In the original code, you had this:

    vec2 lightpos = texture(iChannel0, uv).zw;

    float occ = texture(iChannel0, uv).x; //light
    float obj = texture(iChannel0, uv).y; //objects

The obvious issue I see with your port is that you have converted the above to:

    float2 lightpos = g_texInfo.Sample( g_samSampler, uv ).zw; //TAKE NOTE OF THIS LINE

    float occ = g_texInfo.Sample( g_samSampler, input.vTexCoord ).g; //light
    float obj = g_texInfo.Sample( g_samSampler, input.vTexCoord ).b; //objects

You've moved the channels around! 'zw' (which is equivalent to 'ba') is the same, but you've moved the 'x' ('r') channel to 'g', and the 'y' channel to 'b', re-using the channel you're otherwise using for the lightpos.

That's probably the source of your troubles. (along with the identical issue a few lines further down, when sampling light values inside the loop)

Regarding your other question, about iChannelResolution, that's a custom ShaderToy thing.

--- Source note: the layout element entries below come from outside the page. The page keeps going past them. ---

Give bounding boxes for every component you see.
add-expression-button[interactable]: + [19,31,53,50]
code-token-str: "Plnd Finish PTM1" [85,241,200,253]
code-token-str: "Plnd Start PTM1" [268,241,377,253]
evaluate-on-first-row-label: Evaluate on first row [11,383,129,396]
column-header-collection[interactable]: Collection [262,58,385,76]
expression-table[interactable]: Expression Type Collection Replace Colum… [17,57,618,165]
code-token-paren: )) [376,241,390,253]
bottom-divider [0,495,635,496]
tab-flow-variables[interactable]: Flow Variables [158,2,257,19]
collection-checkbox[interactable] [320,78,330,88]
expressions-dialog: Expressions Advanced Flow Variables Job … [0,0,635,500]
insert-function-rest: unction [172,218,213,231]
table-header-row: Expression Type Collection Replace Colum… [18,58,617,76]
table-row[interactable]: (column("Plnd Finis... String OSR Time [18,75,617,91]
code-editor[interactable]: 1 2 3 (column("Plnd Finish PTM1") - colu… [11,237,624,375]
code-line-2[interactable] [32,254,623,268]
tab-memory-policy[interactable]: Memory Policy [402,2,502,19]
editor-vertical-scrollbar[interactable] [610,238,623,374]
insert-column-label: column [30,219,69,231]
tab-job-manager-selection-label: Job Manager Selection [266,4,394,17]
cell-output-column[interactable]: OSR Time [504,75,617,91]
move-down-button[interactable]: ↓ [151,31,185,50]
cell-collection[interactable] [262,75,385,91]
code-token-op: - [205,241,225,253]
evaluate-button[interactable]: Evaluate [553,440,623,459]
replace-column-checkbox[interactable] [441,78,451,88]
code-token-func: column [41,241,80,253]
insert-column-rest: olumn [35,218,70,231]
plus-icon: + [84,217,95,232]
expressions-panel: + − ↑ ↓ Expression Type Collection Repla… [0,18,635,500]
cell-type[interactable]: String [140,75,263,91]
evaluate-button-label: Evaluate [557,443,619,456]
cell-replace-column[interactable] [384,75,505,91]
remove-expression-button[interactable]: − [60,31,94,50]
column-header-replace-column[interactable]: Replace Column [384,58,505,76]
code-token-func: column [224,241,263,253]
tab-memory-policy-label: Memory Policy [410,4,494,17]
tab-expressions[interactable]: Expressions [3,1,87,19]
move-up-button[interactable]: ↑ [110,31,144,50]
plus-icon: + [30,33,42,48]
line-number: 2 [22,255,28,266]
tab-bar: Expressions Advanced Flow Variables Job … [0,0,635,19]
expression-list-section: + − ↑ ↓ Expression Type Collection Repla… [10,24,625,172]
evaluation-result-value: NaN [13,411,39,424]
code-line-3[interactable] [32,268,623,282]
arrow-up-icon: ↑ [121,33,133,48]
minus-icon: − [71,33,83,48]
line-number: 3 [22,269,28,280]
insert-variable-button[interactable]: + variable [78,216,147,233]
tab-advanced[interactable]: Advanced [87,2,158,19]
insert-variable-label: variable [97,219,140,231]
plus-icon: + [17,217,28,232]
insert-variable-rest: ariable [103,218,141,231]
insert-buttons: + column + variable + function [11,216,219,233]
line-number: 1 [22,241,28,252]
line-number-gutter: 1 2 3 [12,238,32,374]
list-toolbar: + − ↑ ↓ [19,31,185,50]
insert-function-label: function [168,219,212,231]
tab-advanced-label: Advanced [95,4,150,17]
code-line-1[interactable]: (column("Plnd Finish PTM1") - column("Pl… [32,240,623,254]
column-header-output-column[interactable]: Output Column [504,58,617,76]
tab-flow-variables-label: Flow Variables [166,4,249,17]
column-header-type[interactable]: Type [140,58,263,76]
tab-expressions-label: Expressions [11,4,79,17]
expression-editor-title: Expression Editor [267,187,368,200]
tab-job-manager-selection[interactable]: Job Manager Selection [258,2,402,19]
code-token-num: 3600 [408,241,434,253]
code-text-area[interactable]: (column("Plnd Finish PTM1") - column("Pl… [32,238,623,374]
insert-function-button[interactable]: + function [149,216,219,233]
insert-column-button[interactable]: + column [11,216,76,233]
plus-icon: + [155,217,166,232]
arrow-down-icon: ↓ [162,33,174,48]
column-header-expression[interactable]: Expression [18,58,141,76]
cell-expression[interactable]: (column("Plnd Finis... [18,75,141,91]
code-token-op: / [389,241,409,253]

It's a uniform variable which holds the width and height of a texture, in pixels. Here, it appears to be being used to grab the individual pixels of a texture that holds a dithering pattern. You can easily create your own version of that, but it isn't there for you by default in either GLSL or HLSL.

By contrast, iResolution (another custom ShaderToy thing) is the resolution of the destination image. By default, ShaderToy shaders receive a fragCoord input which tells them the coordinates of the pixel being rendered (measured in pixels). Dividing the fragCoord by iResolution gives you a [0,0]->[1,1] value which is useful for sampling from textures. Most ShaderToy shaders do that near the start of their code, and this one is no exception.